Crossing guard Virgil Woody spent about 35 minutes outdoors in Thursday morning’s subzero wind chills.
The number of students he assisted?
One.
His customer was a girl on her way to Clinton Elementary School in South Elgin.
But that’s OK, he said. It would have been fine even if no students had walked to school Thursday, because that’s his job, and he loves it.
“I enjoy being around kids. These kids at this age, what I call grammar school, they don’t give you any problems,” the 69-year-old Elgin resident said. “After they cross, I also cross the street to keep an eye on them until they turn the corner. It’s a nice quiet neighborhood, but I want to make sure they get there and they don’t fool around.”
Freezing temperatures like Thursday’s mean serious business when it comes to clothing. Wood wore thermal underwear plus two shirts and a hooded sweatshirt under his winter coat, along with three pairs of socks with insulated boots. Still, “it was cold,” he said, not surprisingly.
Woody worked as a crossing guard for the Elgin Police Department for eight years before cutbacks led to his job in South Elgin about four years ago.
Crossing guards often fly under the radar, South Elgin Deputy Police Chief Randy Endean said. “The role of the crossing guard is important and what they do is appreciated,” he said.
Woody got used to braving freezing temperatures during his 35 years of work as a ramp service agent for United Airlines at O’Hare International Airport, where he de-iced and refueled planes, and loaded and unloaded baggage.
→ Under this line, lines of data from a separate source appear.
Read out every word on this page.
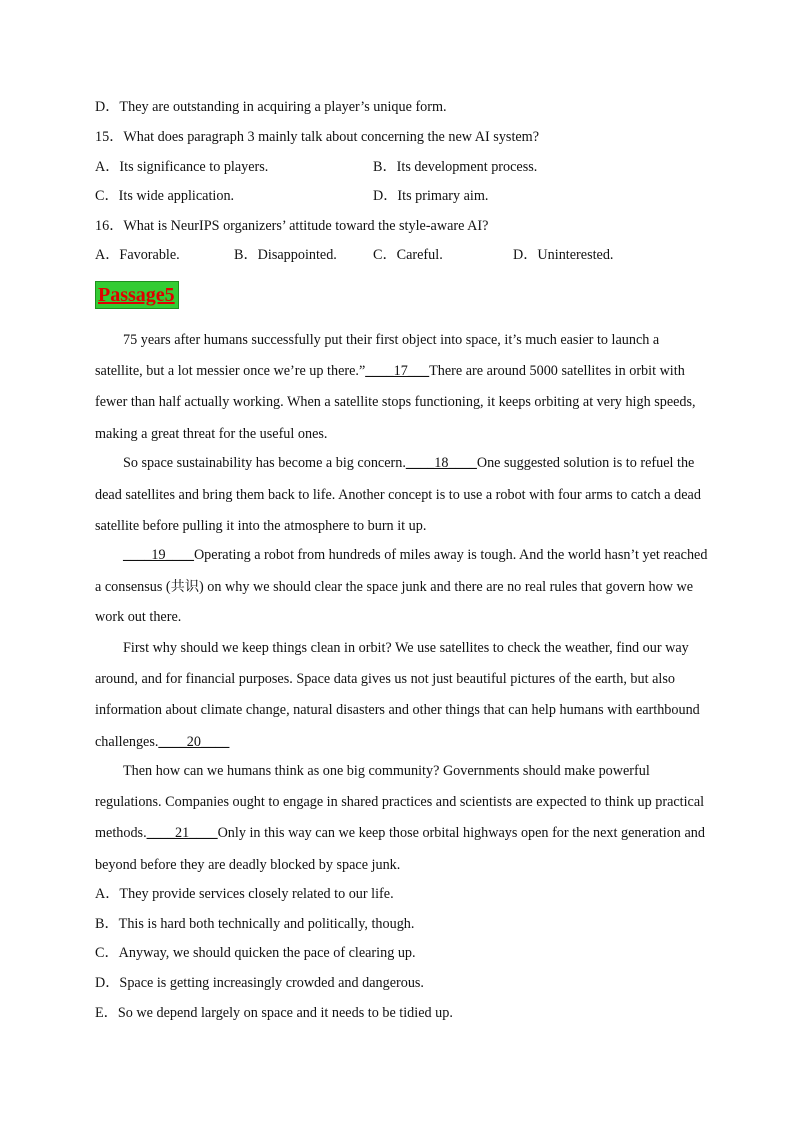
D．They are outstanding in acquiring a player’s unique form.
15．What does paragraph 3 mainly talk about concerning the new AI system?
A．Its significance to players.	B．Its development process.
C．Its wide application.	D．Its primary aim.
16．What is NeurIPS organizers’ attitude toward the style-aware AI?
A．Favorable.	B．Disappointed.	C．Careful.	D．Uninterested.
Passage5
75 years after humans successfully put their first object into space, it’s much easier to launch a
satellite, but a lot messier once we’re up there.”____17___There are around 5000 satellites in orbit with
fewer than half actually working. When a satellite stops functioning, it keeps orbiting at very high speeds,
making a great threat for the useful ones.
So space sustainability has become a big concern.____18____One suggested solution is to refuel the
dead satellites and bring them back to life. Another concept is to use a robot with four arms to catch a dead
satellite before pulling it into the atmosphere to burn it up.
____19____Operating a robot from hundreds of miles away is tough. And the world hasn’t yet reached
a consensus (共识) on why we should clear the space junk and there are no real rules that govern how we
work out there.
First why should we keep things clean in orbit? We use satellites to check the weather, find our way
around, and for financial purposes. Space data gives us not just beautiful pictures of the earth, but also
information about climate change, natural disasters and other things that can help humans with earthbound
challenges.____20____
Then how can we humans think as one big community? Governments should make powerful
regulations. Companies ought to engage in shared practices and scientists are expected to think up practical
methods.____21____Only in this way can we keep those orbital highways open for the next generation and
beyond before they are deadly blocked by space junk.
A．They provide services closely related to our life.
B．This is hard both technically and politically, though.
C．Anyway, we should quicken the pace of clearing up.
D．Space is getting increasingly crowded and dangerous.
E．So we depend largely on space and it needs to be tidied up.
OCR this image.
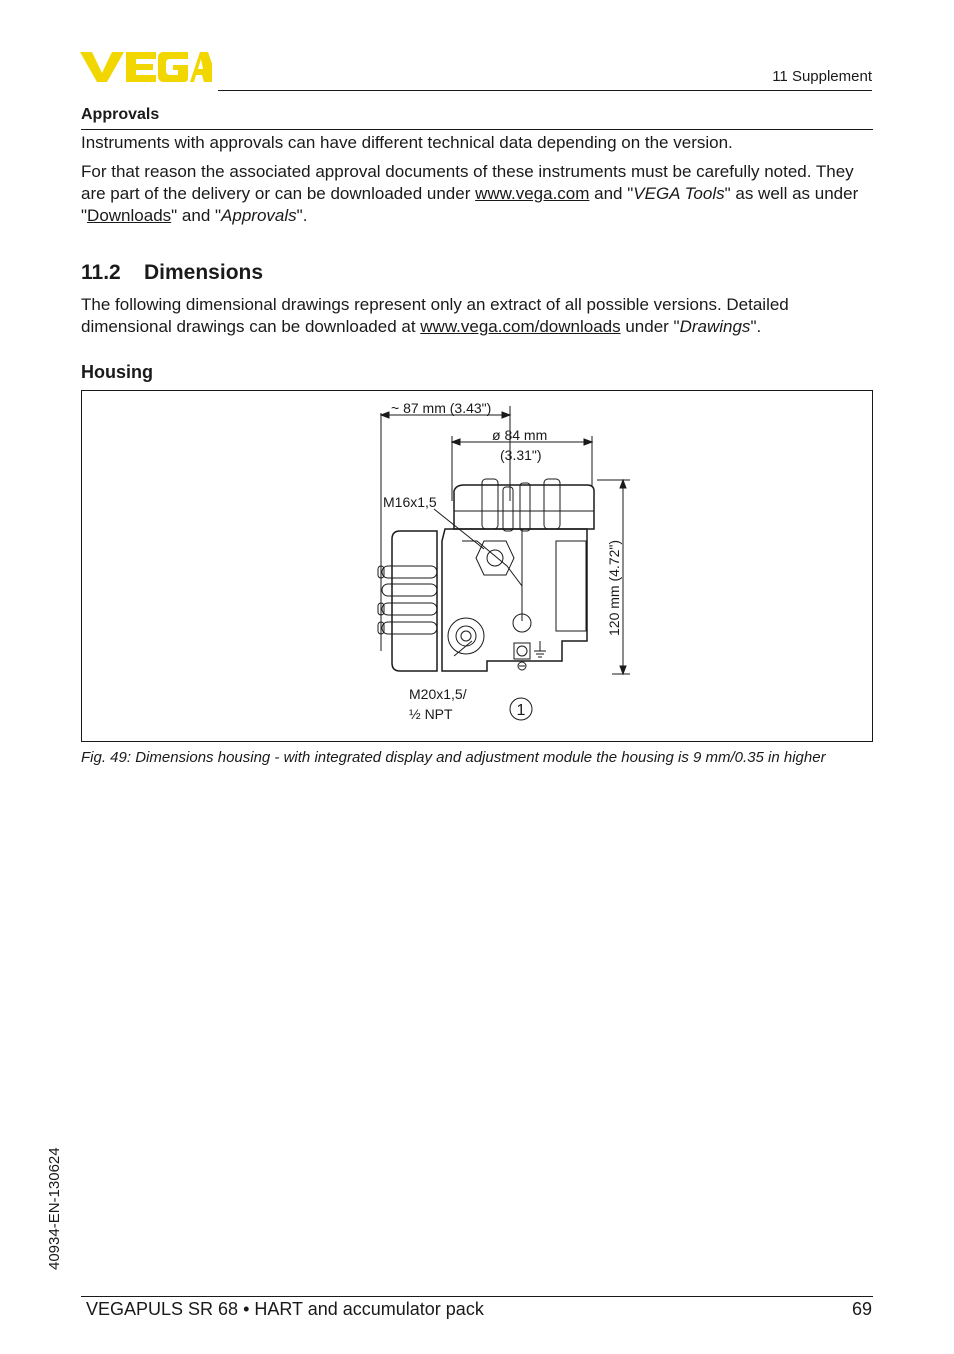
11 Supplement
Approvals
Instruments with approvals can have different technical data depending on the version.
For that reason the associated approval documents of these instruments must be carefully noted. They are part of the delivery or can be downloaded under www.vega.com and "VEGA Tools" as well as under "Downloads" and "Approvals".
11.2 Dimensions
The following dimensional drawings represent only an extract of all possible versions. Detailed dimensional drawings can be downloaded at www.vega.com/downloads under "Drawings".
Housing
~ 87 mm (3.43")
ø 84 mm
(3.31")
M16x1,5
120 mm (4.72")
M20x1,5/
½ NPT	1
Fig. 49: Dimensions housing - with integrated display and adjustment module the housing is 9 mm/0.35 in higher
40934-EN-130624
VEGAPULS SR 68 • HART and accumulator pack	69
His worst experience was while working the winter midnight shift sometime in the 1970s, when the winds were so strong the plane had to be moved to block the wind, lest it take off one of the doors. “That was brutally cold.”
His crossing guard job doesn’t bring many surprises, but he did get an unexpected marketing visit last year from a representative of a company that sells hand warmers. “He gave me some to try, but I didn’t like them,” he said. “Gloves are fine.”